Durante este año no hubo un día en que no pensara en ella. Lo hice cuando me subí a un avión para viajar sola por primera vez en mi vida, cuando vi flores en los lugares más hermosos del mundo, cuando pasé mi primer cumpleaños sin mi familia, cuando me gradué como la mejor de mi master, cuando estuve con la familia que me hice fuera de casa. En cada momento algo me recordó a mi abuela.
Hace unos meses volví a vivir a Chile. Y a pesar de que me falta una persona en mi vida, siento que todo sigue igual: las calles son las mismas, la gente es la misma, mi casa es la misma.

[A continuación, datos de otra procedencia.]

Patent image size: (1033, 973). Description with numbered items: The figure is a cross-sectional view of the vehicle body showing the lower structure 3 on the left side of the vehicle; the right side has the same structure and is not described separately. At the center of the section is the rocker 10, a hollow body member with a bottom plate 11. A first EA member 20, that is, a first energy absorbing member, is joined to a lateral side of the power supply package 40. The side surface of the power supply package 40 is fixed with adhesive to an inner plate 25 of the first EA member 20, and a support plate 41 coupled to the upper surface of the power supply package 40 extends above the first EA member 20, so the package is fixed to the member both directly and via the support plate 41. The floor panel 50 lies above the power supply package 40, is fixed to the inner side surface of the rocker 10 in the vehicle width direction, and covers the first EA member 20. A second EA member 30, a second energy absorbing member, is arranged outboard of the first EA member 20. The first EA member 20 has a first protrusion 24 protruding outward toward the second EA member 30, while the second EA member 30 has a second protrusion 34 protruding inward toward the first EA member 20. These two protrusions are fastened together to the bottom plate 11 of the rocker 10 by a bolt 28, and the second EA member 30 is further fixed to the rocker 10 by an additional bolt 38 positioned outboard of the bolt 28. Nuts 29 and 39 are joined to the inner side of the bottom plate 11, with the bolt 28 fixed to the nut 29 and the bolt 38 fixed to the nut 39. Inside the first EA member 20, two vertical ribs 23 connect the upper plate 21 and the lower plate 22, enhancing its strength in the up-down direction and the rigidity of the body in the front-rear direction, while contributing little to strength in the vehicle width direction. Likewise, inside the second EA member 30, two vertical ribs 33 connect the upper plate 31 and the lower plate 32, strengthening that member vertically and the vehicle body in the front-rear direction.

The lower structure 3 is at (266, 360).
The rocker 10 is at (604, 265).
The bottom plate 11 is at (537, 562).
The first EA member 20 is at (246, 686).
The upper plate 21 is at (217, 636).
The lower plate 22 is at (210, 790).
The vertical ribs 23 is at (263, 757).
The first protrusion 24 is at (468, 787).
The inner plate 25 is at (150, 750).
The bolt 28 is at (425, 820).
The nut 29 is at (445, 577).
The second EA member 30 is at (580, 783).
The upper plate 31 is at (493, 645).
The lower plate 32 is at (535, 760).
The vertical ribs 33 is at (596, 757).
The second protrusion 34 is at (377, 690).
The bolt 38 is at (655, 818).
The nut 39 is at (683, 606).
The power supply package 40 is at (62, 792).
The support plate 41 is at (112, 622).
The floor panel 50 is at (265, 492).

Sin embargo, yo cambié. Este 2022 me permitió conocerme mejor, entenderme en mis momentos más difíciles. Me permitió darme espacios para estar triste, llorar, pasarlo bien y también para no hacer absolutamente nada. Me ayudó a saber que puedo estar sola, y que me gusta mi soledad, pero también me demostró lo hermoso que es tener una familia y amigos que se preocupen por ti. Y aunque todo esto parece mucho, y un año parece mucho tiempo, siento que todo esto fue solo un momento.